Abruptly, she let go, and stood, her breath coming in and out of her in harsh gasps. “You bitch!” Then, she kicked me in the stomach, and I crashed to the ground, the pain incapacitating me. Stars and bright lights swam in front of my eyes and seemed as though they came from all around us. Then she tackled me and straddled my body, her knees forcing my hands down, trapping them at my sides. My strength was fading. I knew it and so did she.
She grabbed the knife with both hands and pulled, spilling everything inside me out onto the ground. A scream echoed off the canyon walls, and I realized it was mine.
“Come here, little one. You’re so precious,” she said in a sweet voice as she searched for my baby.
“No.” Reaching up with one hand, I tried to save him, but I was too weak. My vision blurred, and I was certain shock was overtaking me. Shock isn’t such a bad thing. It keeps us from remembering the horrors that are happening to us, and at the moment I welcomed it.
She extricated the baby, and held it up. It wasn’t moving and it was purple. “Oh, that’s right. I have to cut the cord before it will breathe.” Talking to herself, she retrieved her knife, slicing through the umbilical cord. Blood spurted, then she looked at me, as if I had the answer to the stupid thing she had done. “It’s bleeding. Why won’t it stop bleeding?”
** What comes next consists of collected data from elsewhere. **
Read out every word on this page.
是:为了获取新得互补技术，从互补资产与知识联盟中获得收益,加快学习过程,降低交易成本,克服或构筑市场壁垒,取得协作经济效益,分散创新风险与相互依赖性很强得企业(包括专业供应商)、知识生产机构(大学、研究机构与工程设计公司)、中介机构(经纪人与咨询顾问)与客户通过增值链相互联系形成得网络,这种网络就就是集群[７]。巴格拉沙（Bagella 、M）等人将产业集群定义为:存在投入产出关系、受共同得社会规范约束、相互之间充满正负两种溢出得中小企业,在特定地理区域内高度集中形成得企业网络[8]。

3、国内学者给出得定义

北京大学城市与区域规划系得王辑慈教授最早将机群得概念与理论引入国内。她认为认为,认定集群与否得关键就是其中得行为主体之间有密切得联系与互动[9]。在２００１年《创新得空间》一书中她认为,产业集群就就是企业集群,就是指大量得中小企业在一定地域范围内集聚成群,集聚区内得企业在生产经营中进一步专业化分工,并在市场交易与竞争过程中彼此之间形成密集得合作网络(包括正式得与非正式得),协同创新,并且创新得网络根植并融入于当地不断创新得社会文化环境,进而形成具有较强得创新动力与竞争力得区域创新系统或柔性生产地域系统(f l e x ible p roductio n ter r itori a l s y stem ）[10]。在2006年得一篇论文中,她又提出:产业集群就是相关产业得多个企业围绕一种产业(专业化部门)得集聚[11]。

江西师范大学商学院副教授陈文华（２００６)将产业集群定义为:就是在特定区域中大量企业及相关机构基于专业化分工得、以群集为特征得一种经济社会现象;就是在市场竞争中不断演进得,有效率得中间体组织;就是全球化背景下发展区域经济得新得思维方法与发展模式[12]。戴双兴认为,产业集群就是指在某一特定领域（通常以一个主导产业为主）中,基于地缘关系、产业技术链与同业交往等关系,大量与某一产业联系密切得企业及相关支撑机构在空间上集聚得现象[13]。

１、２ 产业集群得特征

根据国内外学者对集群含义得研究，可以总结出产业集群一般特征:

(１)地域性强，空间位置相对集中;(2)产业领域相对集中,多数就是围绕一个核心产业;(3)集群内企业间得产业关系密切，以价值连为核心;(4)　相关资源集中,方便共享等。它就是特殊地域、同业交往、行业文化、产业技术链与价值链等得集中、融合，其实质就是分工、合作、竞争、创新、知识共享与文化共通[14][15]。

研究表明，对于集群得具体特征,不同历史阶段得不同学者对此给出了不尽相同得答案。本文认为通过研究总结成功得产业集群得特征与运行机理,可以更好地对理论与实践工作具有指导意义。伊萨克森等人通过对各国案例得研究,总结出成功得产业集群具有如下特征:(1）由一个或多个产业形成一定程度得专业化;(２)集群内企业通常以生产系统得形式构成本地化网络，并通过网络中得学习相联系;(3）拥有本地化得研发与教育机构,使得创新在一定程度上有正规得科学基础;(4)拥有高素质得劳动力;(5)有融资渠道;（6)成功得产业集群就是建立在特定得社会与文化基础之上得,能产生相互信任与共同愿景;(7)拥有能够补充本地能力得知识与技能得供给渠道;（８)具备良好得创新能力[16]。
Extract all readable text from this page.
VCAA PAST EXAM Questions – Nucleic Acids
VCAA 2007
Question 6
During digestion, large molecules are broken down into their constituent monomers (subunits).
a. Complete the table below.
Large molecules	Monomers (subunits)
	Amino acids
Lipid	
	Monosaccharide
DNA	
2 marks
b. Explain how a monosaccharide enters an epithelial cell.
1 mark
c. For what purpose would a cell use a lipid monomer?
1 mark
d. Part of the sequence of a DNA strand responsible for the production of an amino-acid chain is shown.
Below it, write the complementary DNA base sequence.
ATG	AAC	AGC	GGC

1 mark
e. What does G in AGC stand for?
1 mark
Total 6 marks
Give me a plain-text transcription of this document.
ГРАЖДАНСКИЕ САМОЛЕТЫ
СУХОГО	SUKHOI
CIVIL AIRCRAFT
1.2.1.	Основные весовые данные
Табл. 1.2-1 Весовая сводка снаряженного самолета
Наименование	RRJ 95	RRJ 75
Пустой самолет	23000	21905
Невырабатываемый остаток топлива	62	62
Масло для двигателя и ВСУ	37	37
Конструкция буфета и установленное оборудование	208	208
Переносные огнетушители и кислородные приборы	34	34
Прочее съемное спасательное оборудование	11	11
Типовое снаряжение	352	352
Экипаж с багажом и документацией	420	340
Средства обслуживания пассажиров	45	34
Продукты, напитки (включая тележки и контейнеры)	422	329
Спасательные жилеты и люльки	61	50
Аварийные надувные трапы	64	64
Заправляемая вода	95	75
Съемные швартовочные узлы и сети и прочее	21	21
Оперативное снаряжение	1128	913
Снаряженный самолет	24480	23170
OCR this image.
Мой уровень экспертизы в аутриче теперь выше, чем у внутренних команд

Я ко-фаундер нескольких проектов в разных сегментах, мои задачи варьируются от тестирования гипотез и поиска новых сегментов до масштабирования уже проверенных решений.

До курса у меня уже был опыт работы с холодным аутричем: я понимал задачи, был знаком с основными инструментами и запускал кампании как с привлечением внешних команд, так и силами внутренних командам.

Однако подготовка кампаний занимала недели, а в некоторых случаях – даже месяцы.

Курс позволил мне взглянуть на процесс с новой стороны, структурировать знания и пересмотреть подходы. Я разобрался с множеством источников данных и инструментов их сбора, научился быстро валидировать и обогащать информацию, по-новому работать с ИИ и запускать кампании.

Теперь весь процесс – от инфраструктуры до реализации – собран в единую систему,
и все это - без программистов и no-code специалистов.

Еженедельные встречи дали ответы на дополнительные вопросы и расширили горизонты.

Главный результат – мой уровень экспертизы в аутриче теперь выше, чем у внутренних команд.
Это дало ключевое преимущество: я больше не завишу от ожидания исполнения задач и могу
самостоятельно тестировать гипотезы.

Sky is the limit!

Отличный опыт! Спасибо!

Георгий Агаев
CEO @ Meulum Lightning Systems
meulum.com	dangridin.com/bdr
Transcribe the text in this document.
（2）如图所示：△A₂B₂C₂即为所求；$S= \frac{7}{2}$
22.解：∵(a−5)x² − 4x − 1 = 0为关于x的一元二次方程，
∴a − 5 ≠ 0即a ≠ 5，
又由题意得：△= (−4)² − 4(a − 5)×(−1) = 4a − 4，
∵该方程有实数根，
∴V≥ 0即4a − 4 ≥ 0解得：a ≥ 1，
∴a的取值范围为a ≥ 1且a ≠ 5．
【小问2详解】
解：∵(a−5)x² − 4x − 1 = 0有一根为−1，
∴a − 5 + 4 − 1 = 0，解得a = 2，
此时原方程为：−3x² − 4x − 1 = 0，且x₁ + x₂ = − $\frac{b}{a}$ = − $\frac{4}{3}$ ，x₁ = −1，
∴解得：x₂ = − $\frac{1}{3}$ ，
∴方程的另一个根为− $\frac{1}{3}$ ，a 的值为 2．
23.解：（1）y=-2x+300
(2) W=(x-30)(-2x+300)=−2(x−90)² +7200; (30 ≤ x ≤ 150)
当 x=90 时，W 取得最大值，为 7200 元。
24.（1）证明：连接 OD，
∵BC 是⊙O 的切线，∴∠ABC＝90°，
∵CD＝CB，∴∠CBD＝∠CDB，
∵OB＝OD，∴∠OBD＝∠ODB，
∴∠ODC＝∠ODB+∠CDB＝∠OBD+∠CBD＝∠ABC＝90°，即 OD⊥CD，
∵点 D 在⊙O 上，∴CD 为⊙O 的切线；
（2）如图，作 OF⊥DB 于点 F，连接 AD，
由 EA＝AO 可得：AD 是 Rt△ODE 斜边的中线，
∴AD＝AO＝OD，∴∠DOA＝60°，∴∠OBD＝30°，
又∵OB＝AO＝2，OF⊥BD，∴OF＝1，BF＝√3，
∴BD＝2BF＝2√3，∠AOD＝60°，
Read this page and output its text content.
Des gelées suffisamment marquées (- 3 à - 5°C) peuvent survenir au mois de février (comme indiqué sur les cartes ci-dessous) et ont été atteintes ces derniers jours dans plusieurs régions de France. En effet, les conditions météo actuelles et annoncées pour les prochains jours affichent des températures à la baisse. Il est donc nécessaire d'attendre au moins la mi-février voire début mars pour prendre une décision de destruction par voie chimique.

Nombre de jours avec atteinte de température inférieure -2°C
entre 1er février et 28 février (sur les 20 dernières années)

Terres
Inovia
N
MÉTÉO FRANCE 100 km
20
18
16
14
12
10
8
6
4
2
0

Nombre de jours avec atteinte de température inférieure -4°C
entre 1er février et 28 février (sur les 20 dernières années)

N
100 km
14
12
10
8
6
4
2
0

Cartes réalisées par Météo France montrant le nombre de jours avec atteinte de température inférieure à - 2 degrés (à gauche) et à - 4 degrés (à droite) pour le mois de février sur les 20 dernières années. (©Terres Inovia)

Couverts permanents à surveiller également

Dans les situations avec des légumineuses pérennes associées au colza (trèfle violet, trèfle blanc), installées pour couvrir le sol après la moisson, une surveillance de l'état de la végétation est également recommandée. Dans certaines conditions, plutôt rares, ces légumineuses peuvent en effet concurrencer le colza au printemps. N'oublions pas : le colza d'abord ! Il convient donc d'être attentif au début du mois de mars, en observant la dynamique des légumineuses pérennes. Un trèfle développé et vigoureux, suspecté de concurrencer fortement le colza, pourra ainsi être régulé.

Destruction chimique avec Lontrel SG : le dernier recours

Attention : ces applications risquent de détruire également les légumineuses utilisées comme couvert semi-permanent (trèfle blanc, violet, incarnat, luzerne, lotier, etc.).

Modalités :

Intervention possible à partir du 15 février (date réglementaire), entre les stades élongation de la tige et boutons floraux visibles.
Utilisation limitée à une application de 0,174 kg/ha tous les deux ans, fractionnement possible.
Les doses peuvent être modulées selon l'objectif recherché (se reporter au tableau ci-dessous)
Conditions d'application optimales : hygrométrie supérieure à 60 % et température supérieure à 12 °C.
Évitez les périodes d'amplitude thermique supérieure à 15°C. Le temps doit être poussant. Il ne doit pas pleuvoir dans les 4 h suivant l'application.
I looked at my limp baby that she held out. I could see that it was a boy, and tears pricked my eyes. It wouldn’t have mattered to me. I would have loved a girl just as much. She’d cut the cord close to the abdomen and hadn’t tied it off. Now there was nothing left. If the baby could have survived, it would surely now die. It was going to bleed to death, just like me. “Didn’t tie...the cord.” It was all I could manage as tears for him and for me closed off my throat.
She looked down at the baby and tears flooded her eyes. “Dammit! I worked so hard on this. And now, just look at the mess it is.”
My legs went numb, and I knew my end was near. I felt my breathing become labored.
She’d won after all. She laid the baby down beside me, wiped her hands on her jeans, got into my car and drove away, leaving us alone in the darkening desert. I had only moments left.
Pulling the baby toward me, I cuddled him as best I could, tucking the little head under my chin, and I let my tears flow. I sobbed and my baby fell out of my arms.
A light, the brightness of which I’ve never seen, appeared a few feet away. It wasn’t a person, or an angel, though it could have been. I knew I was dying, and who knew what was coming to get me? I wasn’t particularly religious. At least until that moment. For a second, I reconsidered what I knew about religion.
And then I took a breath, and it sighed out of me for the last time.
“Come, child.” The other-sider, for that’s what I have come to know it as, reached out to me. How I knew it was from beyond, I don’t know, but I realized it was trying to communicate with me, even though no words were spoken aloud. All I could hear was a loud ringing in my ears.